Last few weeks in the office


Despite coming to the end of my internship, my last few weeks at work have been interesting ones.  Unfortunately, not much has changed politically in Nepal, and little progress has been made toward resolving the political deadlock surrounding restarting the constitution writing process.  The Prime Minister is sticking to his original plan of attempting to hold elections for a new Constituent Assembly.  The opposition meanwhile has continued to deny that the Prime Minister has the authority to call for new elections or even has the authority to continue governing in the absence of the legislature.  

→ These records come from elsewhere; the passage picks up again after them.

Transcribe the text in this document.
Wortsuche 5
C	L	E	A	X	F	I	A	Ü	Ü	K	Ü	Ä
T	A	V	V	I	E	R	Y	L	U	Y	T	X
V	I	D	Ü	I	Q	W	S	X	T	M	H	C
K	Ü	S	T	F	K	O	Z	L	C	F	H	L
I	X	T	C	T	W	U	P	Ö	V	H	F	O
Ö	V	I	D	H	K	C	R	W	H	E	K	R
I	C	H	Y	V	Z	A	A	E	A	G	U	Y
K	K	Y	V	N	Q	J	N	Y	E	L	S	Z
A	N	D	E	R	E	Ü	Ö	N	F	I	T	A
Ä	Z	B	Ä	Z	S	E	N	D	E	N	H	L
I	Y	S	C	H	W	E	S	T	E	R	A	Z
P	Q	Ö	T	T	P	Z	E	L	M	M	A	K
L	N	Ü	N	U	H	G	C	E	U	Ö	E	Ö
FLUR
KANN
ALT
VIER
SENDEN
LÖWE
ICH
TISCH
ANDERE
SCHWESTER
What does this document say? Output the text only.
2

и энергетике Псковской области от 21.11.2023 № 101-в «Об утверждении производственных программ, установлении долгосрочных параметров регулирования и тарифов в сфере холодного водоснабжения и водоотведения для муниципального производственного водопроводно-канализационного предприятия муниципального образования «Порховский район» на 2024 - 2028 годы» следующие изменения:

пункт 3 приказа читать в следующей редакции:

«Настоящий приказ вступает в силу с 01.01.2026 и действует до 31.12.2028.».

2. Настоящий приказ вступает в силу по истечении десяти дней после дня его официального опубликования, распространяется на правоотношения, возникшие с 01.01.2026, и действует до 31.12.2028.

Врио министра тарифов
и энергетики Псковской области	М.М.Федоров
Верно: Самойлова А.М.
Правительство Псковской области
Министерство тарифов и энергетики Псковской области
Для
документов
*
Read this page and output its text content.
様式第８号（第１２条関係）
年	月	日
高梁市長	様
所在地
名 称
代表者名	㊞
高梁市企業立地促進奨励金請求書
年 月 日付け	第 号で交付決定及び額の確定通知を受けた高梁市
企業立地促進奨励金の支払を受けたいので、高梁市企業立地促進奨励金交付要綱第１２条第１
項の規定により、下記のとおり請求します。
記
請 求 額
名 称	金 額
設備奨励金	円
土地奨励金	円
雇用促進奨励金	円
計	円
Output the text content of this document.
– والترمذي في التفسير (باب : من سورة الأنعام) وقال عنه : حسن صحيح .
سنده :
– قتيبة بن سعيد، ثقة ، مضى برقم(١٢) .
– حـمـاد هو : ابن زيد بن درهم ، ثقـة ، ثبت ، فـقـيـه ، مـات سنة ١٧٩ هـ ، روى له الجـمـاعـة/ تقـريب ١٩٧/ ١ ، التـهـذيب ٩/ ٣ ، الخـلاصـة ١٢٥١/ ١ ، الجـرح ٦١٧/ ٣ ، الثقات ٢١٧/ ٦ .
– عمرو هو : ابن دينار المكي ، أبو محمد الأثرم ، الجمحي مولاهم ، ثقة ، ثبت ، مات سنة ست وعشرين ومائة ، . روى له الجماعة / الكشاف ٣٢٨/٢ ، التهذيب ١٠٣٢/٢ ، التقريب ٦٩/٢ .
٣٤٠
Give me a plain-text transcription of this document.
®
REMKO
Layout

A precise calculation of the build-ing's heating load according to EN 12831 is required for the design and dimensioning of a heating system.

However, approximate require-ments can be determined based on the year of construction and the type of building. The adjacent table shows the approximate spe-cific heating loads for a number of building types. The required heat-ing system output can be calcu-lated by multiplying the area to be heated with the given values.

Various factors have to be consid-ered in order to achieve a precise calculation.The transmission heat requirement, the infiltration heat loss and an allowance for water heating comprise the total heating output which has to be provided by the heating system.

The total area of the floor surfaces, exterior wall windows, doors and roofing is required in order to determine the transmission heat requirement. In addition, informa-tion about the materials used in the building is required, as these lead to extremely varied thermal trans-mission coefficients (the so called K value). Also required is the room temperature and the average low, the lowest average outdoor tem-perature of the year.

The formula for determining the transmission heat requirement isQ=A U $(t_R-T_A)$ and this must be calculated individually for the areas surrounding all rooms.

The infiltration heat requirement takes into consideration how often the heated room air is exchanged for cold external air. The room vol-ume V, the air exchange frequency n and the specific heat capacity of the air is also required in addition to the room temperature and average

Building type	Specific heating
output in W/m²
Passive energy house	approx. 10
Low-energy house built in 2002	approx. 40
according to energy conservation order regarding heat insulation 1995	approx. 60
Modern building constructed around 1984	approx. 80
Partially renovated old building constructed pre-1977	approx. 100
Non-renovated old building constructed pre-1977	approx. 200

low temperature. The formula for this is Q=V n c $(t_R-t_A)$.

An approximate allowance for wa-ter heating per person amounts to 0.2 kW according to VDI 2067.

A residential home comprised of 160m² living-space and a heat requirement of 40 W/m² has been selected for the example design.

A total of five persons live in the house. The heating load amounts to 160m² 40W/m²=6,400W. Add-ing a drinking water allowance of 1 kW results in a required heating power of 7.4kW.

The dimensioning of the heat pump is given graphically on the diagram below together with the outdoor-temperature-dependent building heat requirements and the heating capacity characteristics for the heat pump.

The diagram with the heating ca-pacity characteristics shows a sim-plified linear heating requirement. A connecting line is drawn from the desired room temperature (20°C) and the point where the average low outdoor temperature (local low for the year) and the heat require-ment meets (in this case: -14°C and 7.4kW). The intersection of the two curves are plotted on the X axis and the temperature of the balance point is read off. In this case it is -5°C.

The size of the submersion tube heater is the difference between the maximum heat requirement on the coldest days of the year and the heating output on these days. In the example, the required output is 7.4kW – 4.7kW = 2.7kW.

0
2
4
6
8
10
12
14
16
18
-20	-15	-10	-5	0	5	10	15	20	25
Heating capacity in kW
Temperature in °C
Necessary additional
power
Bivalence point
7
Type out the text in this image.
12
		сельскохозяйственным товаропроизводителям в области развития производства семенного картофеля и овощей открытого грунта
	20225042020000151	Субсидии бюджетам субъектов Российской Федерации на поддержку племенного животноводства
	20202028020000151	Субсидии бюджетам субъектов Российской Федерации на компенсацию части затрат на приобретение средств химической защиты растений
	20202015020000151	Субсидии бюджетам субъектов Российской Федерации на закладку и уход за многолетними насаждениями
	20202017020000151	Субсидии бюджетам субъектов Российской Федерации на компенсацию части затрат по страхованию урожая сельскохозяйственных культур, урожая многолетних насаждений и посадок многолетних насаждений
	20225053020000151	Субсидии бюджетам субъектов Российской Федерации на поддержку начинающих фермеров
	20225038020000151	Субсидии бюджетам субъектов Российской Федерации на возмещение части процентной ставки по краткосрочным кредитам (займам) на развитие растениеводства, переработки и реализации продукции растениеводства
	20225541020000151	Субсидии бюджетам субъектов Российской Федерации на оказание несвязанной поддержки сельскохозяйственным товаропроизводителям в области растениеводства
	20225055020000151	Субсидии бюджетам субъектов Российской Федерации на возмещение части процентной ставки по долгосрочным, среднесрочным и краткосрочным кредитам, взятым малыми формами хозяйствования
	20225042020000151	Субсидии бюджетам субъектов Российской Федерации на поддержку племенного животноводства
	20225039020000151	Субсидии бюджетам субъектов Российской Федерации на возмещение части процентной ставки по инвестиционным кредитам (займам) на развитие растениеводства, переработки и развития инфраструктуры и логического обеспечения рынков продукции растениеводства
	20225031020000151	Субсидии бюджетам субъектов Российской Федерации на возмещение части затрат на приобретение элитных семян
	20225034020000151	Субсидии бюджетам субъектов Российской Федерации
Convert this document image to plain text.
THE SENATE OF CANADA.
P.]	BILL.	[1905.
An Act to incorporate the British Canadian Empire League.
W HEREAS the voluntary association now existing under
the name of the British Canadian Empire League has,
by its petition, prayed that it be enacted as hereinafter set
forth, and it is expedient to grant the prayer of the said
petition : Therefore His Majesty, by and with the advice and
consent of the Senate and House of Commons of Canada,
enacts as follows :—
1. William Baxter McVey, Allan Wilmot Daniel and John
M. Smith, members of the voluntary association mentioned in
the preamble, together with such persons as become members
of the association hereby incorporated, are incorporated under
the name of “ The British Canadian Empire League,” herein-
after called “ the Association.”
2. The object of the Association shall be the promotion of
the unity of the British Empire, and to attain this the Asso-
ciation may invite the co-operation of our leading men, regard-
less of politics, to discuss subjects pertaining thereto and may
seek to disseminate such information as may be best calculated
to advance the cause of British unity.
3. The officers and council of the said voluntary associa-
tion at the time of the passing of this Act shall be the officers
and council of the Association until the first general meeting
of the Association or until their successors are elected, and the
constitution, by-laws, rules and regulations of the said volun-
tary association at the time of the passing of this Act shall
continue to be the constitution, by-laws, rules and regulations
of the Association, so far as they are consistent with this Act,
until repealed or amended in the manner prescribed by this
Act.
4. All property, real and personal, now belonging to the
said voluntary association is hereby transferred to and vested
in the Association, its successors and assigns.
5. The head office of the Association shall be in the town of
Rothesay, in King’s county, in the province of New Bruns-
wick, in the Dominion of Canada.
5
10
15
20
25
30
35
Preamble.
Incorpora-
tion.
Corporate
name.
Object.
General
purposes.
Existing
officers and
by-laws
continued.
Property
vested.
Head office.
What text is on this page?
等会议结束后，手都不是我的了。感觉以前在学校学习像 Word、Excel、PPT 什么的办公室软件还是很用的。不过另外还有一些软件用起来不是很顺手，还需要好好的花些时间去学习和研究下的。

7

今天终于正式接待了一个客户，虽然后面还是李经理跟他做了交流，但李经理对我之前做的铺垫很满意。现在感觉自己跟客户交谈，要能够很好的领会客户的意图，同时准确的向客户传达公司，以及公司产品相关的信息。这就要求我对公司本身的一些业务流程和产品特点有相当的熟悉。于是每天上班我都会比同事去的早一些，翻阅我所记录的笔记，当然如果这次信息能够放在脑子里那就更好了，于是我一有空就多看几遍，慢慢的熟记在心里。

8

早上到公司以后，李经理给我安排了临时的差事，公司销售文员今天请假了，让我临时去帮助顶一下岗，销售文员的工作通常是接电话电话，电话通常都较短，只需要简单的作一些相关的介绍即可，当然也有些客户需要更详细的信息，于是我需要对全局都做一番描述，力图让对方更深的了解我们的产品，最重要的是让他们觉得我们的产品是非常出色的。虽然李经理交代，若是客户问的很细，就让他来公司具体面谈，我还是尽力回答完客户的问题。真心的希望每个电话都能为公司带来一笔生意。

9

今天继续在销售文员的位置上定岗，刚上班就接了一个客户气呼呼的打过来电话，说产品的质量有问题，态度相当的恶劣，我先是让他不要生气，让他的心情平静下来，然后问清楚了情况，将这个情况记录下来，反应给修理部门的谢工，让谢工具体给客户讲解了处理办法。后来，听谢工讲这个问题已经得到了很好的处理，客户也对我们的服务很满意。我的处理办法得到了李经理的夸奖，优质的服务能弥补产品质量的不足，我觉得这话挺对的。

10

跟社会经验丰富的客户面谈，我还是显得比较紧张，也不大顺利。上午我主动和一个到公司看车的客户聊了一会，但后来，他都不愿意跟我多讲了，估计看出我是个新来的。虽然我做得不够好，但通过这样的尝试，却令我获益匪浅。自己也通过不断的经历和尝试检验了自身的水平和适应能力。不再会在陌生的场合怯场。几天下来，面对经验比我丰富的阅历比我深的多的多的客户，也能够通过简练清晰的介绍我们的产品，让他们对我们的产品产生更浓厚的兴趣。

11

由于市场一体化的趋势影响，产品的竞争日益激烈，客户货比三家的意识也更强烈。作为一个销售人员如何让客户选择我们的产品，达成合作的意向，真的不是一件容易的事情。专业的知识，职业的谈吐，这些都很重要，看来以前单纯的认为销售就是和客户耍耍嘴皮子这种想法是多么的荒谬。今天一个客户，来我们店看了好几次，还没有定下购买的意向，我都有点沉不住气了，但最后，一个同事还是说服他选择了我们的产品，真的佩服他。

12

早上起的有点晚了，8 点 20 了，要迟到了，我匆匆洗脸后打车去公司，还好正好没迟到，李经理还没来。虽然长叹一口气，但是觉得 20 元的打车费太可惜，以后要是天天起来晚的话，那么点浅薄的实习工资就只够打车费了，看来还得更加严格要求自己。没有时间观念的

The opposition has also become more mobilized in recent weeks calling numerous bandhas around Kathmandu that disrupt travel and business in the city.  I have yet to witness one of these protests, but my understanding from asking people in the office is that  supporters form a human barrier and physically prevent any vehicles from passing on the roads.  These protests also have the potential to turn violent.  A couple of weeks ago one of the people I work with in the office told me that during a bandha near her house one man had his motorcycle set on fire while he attempted to drive through the protest.  It appears from these protests that the political situation may be becoming a bit more tense after being fairly quiet for the majority of my time here.

During the past few weeks, the office has continued to play a role holding sessions encouraging the parties to come together and negotiate a way to move forward.  My role in this has involved attending these events and continuing my research on how to get the constitution writing process started again.  I finished my report on this last week.  My research has shown that the situation in Nepal is in no way unique as many other countries have gone through similar trials in their constitution writing process and have ultimately been successful.  Several of these countries provided interesting strategies that be used to fix some of the errors that existed in Nepal's previous writing process.  The difficulty with many of these strategies is going to be getting the political parties to accept them.  The parties had a tremendous amount of power in the last writing process and many of these strategies are designed to reduce the power that the parties have.

The political conflict mentioned above has also led many people to call on the President to play a greater role in governing in order to balance the Prime Minister.  The problem with this is that the Interim Constitution does not do a good job of oulining the relationship between the President and Prime Minister.  As a result the President has asked IDEA to do a study to help define this relationship.  I had the opportunity to play a role in designing this study.  My primary work consisted of developing the questions that need to be asked and outlining the scope of the research.  This was actually a really interesting experience for me because I usually just play a role in doing research rather than helping to the design the study.  I wish that I was going to be here long enough to participate in the actual research because the subject seems really interesting.